Thursday, April 21, 2011

How do spiritual leaders benefit from being abusive?



Here is an interesting little blurb from a web site called My Savvy Sisters

Her comments below describe perfectly the various leaders of the 700 some splinter cults of Armstrongism.



My Savvy Sisters: How do spiritual leaders benefit from being abusive?

Interesting question! The benefits vary from group to group, and leader to leader. It depends on the end goal of the group and the leaders themselves. Some groups are driven by money, and others by power. Some religious groups also exploit sex as well. Other groups serve to meet the psychological needs of the leader.

The primary group leader of a group generally fits a typical narcissistic profile, what some have termed the Machiavellian Personality after the famed Prince Machiavelli. With only casual contact with such an individual, one would never suspect that they had anything less than the highest moral character, but this is just on the surface. In addition to being very charismatic, charming and keenly shrewd, they never show humility, they believe that ethics apply only to the weak (so they are exempt from moral standards which serves their exaggerated sense of entitlement), and they prefer to be feared (prefer an authoritarian style of control). Despite their capacity for arrogance, they can feign compassion and humility impeccably when it suits their objectives, yet they have a very limited capacity for showing true empathy to others. Those who tend toward this profile demand a great deal of attention and praise, and they thrive on the power others surrender to them.

Your question also speaks to a dynamic found within spiritually abusive groups themselves. The sub-status of a type of “middle management leader” that is bestowed on followers within spiritually abusive groups provides “true believers” with status, prestige, and the rewards of approval and worth. Groups promote an external basis of worth, discouraging individuals to derive confidence and well-being from within themselves. The profoundly powerful sense of reward comes with these positions in middle management within the system, and members lust after them because it offsets the discomfort of the shame-oriented control measures used in such groups to control members.

1 comment:

Anonymous said...

Those fun lads at the University of Toronto published the results of their research and found the key to Executive Ability: You must be a successful convincing liar by the age of 5, or you can just forget to be a successful executive.

The ministers and administration of the Churches of God have lied to me for 57 years. Ministers have broken their promises directly to me, manipulated me and practiced deception on me directly. They have done so to all the members of all their congregations as well.

Now other studies have shown that deliberate lying causes direct major brain damage by killing brain cells and rerouting neural pathways.
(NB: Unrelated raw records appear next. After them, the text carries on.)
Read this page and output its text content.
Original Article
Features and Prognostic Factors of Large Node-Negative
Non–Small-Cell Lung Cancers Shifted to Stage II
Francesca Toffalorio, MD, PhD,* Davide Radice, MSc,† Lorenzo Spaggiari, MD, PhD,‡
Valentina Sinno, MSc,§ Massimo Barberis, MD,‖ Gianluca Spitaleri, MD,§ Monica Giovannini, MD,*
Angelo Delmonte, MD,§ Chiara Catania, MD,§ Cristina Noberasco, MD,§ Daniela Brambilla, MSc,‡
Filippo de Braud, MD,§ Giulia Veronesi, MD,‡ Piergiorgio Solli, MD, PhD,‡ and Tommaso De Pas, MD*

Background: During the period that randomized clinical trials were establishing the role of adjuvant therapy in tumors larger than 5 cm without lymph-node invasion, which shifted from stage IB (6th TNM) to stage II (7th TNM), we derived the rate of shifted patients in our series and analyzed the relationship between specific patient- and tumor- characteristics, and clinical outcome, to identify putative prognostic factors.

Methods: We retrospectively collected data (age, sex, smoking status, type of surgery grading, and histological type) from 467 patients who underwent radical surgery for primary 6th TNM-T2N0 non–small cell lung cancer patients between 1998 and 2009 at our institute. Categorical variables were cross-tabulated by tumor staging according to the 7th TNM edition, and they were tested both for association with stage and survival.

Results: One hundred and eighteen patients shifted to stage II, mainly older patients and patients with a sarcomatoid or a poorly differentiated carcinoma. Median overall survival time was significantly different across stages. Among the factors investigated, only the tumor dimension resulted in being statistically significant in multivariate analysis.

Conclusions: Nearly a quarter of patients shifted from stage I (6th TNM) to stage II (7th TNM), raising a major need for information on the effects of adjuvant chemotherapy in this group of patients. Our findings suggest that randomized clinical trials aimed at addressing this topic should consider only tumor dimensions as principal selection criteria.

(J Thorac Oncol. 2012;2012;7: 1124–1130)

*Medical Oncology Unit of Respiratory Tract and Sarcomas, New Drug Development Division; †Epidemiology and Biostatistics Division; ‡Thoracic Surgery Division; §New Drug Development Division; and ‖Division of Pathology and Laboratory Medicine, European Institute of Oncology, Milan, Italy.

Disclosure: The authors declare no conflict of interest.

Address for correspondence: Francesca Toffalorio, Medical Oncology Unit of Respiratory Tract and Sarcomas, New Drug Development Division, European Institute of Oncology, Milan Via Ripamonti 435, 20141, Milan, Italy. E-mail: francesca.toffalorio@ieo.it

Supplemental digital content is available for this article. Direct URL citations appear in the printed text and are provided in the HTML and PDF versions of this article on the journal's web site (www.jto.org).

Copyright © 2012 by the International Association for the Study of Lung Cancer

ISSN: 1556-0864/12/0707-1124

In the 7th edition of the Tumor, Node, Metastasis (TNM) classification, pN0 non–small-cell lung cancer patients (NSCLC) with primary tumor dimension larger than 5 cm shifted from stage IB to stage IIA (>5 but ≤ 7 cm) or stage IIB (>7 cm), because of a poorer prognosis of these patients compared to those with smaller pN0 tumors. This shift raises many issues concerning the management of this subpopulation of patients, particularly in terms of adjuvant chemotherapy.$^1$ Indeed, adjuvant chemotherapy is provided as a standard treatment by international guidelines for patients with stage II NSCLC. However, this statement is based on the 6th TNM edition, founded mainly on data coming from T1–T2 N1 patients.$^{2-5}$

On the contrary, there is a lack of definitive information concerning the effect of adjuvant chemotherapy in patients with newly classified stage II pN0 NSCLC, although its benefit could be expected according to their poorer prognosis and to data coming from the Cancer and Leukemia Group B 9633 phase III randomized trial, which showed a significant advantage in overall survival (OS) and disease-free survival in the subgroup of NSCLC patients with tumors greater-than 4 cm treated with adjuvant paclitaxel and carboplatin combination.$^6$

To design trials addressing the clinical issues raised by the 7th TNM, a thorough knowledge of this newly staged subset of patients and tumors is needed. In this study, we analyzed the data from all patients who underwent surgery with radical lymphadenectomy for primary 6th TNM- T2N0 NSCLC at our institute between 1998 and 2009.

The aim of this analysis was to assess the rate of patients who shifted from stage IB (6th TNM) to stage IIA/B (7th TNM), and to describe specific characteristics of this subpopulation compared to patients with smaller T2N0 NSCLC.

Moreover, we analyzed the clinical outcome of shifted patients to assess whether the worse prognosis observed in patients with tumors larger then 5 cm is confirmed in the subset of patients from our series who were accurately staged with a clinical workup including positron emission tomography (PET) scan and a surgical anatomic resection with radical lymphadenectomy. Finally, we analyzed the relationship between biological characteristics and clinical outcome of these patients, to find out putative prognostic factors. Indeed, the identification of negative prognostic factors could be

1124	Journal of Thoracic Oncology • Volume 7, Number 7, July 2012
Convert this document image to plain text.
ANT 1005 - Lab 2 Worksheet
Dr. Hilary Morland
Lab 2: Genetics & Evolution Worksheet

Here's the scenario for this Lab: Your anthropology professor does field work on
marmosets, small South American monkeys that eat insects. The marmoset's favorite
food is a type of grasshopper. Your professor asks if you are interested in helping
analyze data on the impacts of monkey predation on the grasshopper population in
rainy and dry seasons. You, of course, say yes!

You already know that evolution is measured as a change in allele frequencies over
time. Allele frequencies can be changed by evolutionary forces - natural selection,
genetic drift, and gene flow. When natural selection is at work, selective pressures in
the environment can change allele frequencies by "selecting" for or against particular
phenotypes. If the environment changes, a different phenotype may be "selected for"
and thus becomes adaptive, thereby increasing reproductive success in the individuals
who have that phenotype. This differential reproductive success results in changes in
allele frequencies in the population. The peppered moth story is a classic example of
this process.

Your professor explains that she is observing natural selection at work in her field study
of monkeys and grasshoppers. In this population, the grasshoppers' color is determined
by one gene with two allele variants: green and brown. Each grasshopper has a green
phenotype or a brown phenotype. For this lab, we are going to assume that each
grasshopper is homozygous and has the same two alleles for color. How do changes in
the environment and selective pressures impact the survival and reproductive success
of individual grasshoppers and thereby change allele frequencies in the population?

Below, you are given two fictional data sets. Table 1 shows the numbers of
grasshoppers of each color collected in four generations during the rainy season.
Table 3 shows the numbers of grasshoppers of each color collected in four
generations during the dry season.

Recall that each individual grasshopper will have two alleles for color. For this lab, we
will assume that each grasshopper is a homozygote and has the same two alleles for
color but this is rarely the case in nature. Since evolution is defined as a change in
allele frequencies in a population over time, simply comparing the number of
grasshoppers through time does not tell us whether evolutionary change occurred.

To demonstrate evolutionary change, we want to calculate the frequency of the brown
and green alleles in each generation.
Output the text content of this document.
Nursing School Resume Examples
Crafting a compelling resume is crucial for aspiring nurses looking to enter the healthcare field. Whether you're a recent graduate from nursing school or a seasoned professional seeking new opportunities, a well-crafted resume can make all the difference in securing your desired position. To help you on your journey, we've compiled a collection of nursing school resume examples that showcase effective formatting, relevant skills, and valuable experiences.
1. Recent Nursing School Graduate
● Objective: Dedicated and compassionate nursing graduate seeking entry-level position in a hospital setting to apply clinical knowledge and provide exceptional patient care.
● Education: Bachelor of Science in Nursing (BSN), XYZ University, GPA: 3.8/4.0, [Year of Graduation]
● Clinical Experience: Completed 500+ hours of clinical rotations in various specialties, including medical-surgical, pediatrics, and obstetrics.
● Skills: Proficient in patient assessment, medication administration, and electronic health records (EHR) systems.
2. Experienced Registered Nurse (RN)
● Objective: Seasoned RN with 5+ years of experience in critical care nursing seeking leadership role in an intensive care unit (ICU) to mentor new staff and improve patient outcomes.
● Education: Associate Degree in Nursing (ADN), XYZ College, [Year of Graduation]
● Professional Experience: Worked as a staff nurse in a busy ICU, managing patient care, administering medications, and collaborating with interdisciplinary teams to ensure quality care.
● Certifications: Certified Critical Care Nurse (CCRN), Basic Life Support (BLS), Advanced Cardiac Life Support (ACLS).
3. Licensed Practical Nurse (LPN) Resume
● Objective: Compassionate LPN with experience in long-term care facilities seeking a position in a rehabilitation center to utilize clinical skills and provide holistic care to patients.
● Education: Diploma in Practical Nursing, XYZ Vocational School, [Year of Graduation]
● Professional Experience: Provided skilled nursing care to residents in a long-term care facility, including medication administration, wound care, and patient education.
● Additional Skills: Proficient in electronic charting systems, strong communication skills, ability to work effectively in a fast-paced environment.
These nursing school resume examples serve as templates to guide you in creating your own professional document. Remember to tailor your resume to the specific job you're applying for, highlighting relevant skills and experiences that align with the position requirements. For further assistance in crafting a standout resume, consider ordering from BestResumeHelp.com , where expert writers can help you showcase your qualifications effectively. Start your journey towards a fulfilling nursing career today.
All the lying ministers in all the churches of God have been progressively destroying their own minds for as many years as they have been in office. This is known in Scripture as "searing the conscience with a hot iron" but the scientific explanation should suffice -- and for some be a much better model to understand.

Of course, when people are lied to, when they come to the place where they understand they haved been lied to and can do nothing about it, they become apathetic. If they ever have one shred of hope of getting away with it, they will rebel -- count on it. In the meantime, the liars don't see anything wrong with what they are doing and think they are winning.

This readily explains all of what we see in the exciting Church
Wars currently under way. It is a long drawn out battle causing massive collateral damage to the innocents as well as those directly engaging in the war. Think Star Wars on steroids, where the rebels are as bad as the Evil Empire.

How do spiritual leaders benefit from being abusive?

I hardly think anyone is benefitting from being abusive.